Conway didn’t answer. He was staring out of his own window. Out there, just beyond the dense copse at the foot of the garden, emitting a pul-sing sort of auroral radiance whose like he had never in his life seen before, the bluish dome of an alien vessel showed like an obscene blister against the background of nighted hills. Closer to the house, looking at Conway where he stood staring out of the window, something loomed on stilt-like legs—something huge, hairy and hideously ugly beyond nightmare—something much more monstrously alien than the spacecraft which had brought it here.

It was, of sorts, a spider—but already Conway was beginning to forget that there were such things.

The bushes at the side of the house, from which even now a smaller spider emerged, swaying almost mechanically into view; the garden and copse and blister of strange light beyond; the dark backdrop of hills and roof of star-strewn skies: all of these things were peripheral in Conway’s awareness, as the frame of a picture seen close-up is peripheral in the eye of the viewer. His concentration, to the contrary, was
centered
on the spider, on its eyes.

At the other end of the wire, Lord Daventry waited patiently for an answer. After a little while, wondering at the delay, he asked: “Paul? Are you still there?”
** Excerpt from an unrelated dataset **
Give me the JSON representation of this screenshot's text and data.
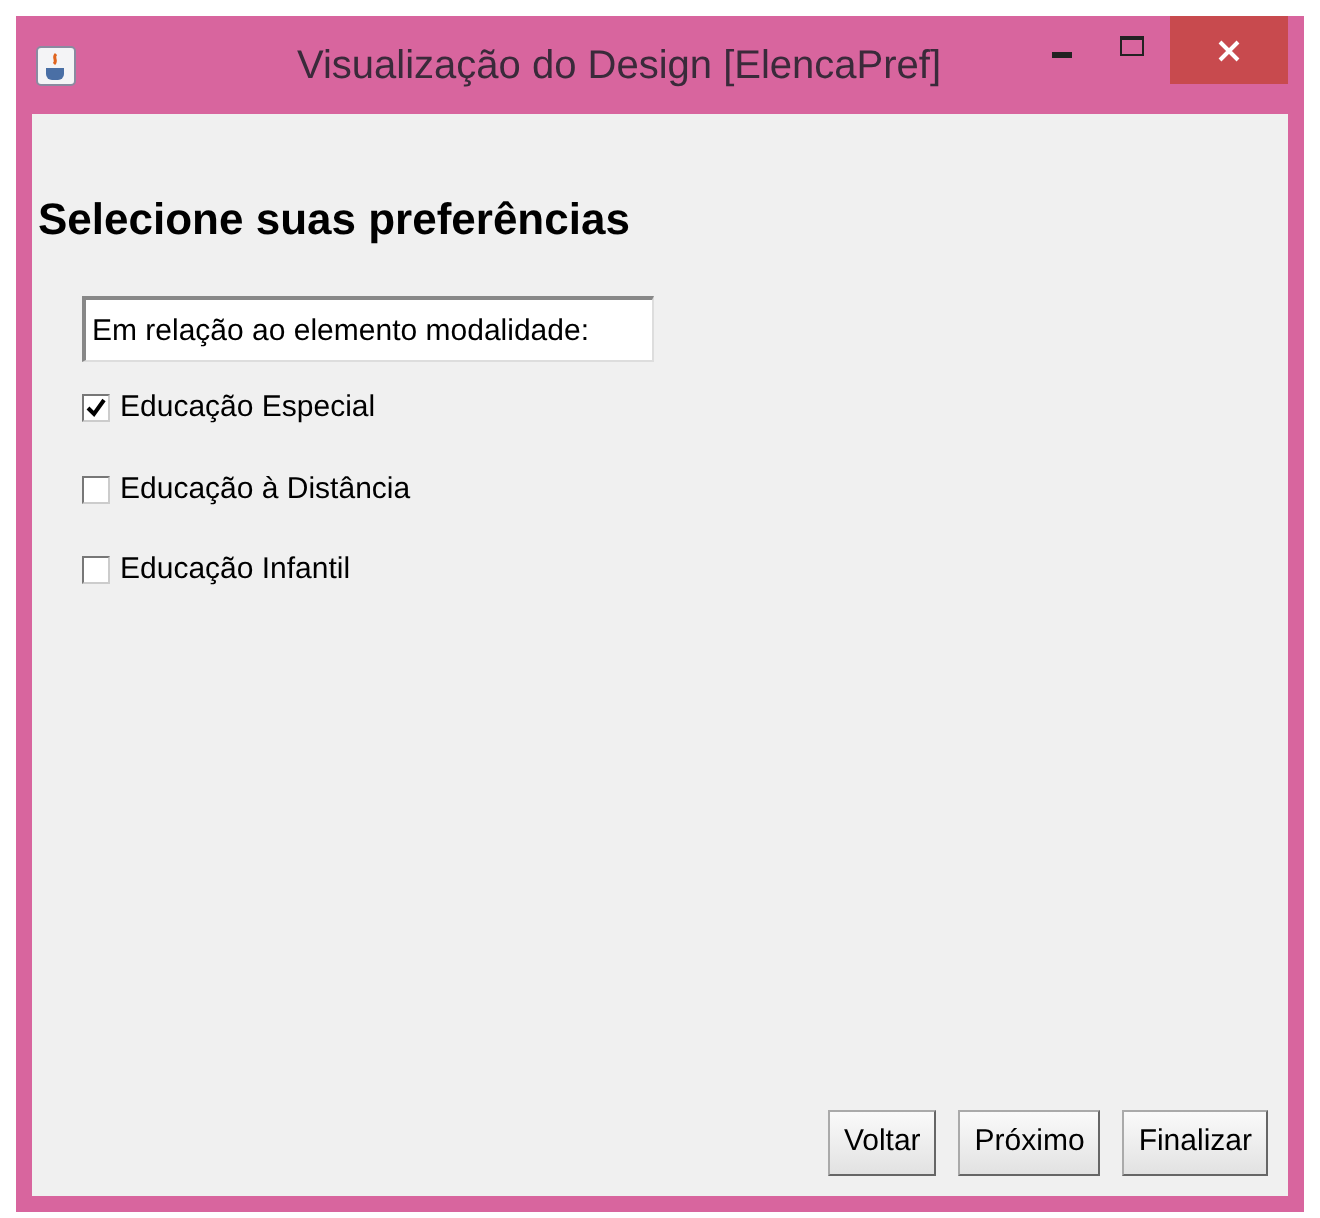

Conway, staring into the vast, crimson, hooded orbs of the thing’s eyes where they glared at him hypnotically from the garden, shook his head as if to clear away some mental smog. He finally answered:

“Yes, I’m here. Could you repeat what you said just then? I didn’t catch it the first time.”

“I said did you see the strange light?”

“No, I saw no light.” Conway made no attempt to enlarge upon the subject.

Believing Conway must be tired, the peer decided to keep the conversation short. “Ah….” he cleared his throat. “Look, sorry to be a nuisance, Paul, but I was wondering about Old Thomas….” He paused.